Man’s soul is, in a certain way, entities.
-Aristotle
Nino Mier Gallery is pleased to present Entities, an exhibition by New York-based artist Ethan Cook. In Entities, Cook develops the rigorously structured approach to artmaking that has come to define his paintings, sculptures, and works of paper over the last decade. The works feature new materials and surface qualities while experimenting with logics of geometric proportion and color. The artist’s fourth solo exhibition at the gallery, Entities will be on view in Brussels from May 26 – July 20, 2023.
The exhibition’s greater emphasis on varied brushwork and surface texture points to a new direction in Cook’s work. Paintings such as Hello Newman, 2023 feature painted segments marked by evident, repetitious brushwork. Other paintings such as And the Color Red, 2023 incorporate, for the first time, copper panels. For years, Cook has produced his hand-woven paintings on a four-harness loom, foregoing traditional oil or acrylic paints for textile. Here, the laborious and handmade feel of the woven sections come into contrast with the industrial sleekness of copper and aluminum. Given the reflective qualities of copper and aluminum, the works transform depending on lighting and environmental conditions, introducing a sense of chance within Cook’s otherwise precise command over color.
In two works, Small Red Flower, 2022 and Small Pink Flower, 2022, Cook abandons the rectangular constraint in favor of more organic, fluctuating forms. Each dichromatic shaped canvases resembles a flower, with their radial arrangement of petal-like semi-circles emanating from an aluminum center painted with acrylic. Cook initially conceived the work as an experiment with the form in The Blue Acrobat, 1929 by Pablo Picasso. Further abstracting the moving figure’s curved limbs and head, the artist began dialoguing with the rich history of shaped canvases from László Peri to Ellsworth Kelly, Elizabeth Murray, and Frank Stella.
Cook also incorporates copper and aluminum panels within his grid-like works on handmade paper. To produce the works, Cook first mixes raw pigment with abaca, cotton, and water; afterward, he presses and dries the mixture. Like his canvas works, the works of paper emphasize the experiential effects of color and form, process, and chance. The solidity of metal juxtaposed with the mutability of paper imbues the works with a sense of imperfection and impermanence.
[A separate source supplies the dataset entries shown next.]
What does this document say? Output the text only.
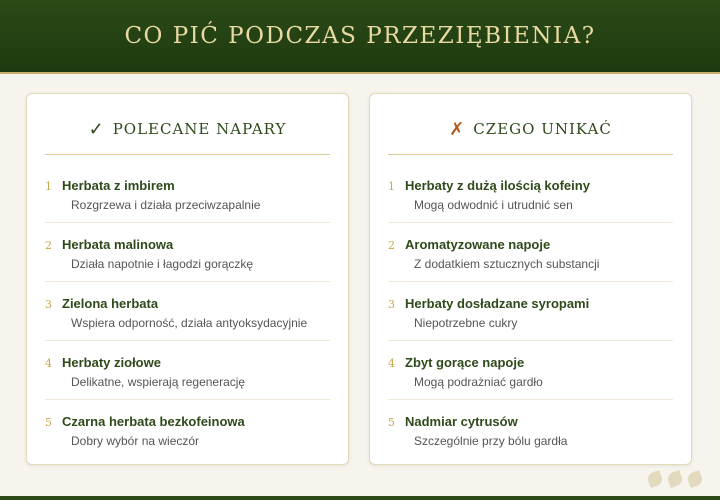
CO PIĆ PODCZAS PRZEZIĘBIENIA?
✓ POLECANE NAPARY
1 Herbata z imbirem
Rozgrzewa i działa przeciwzapalnie
2 Herbata malinowa
Działa napotnie i łagodzi gorączkę
3 Zielona herbata
Wspiera odporność, działa antyoksydacyjnie
4 Herbaty ziołowe
Delikatne, wspierają regenerację
5 Czarna herbata bezkofeinowa
Dobry wybór na wieczór
✗ CZEGO UNIKAĆ
1 Herbaty z dużą ilością kofeiny
Mogą odwodnić i utrudnić sen
2 Aromatyzowane napoje
Z dodatkiem sztucznych substancji
3 Herbaty dosładzane syropami
Niepotrzebne cukry
4 Zbyt gorące napoje
Mogą podrażniać gardło
5 Nadmiar cytrusów
Szczególnie przy bólu gardła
For Entities, Cook turned special attention to representations of geometry and their effects on viewers. Like Barnett Newman’s “zips,” the artist employs compositional devices such as long vertical lines or repeating rectangles to distill the essential qualities of each composition. Cook’s abiding interest in phenomenology—in how our conception of the external world is shaped through our bodily engagements with it—adjoins an invigorated attention to geometry in the exhibition. “Geometry is a way of processing all of the chaotic, abstract data of the world and organizing it,” Cook explains, “thereby allowing us to understand how we are a part of or a function of that data. It both describes and shapes our bodily immersion within and experience of the world.”
Ethan Cook (b. 1983, Texas; lives and works in New York, NY) has had solo shows at Nino Mier Gallery, Los Angeles and Marfa; Half Gallery, New York; Andersen’s Contemporary, Copenhagen; Galerie Philipp Zollinger, Zurich; T293, Rome; Loyal Gallery, Stockholm; Anat Ebgi, Los Angeles; Noire Chapel, Torino; Bill Brady, Miami; Sunday-S Gallery, Copenhagen; American Contemporary, New York; Galerie Jeanroch Dard, Paris; Rod Barton, London; Patrick de Brock Gallery, Knokke; and Gana Art Hannam, Seoul. His work has been covered in the Los Angeles Times, the New York Times, the Brooklyn Rail, Interview Magazine, Architectural Digest, among other publications.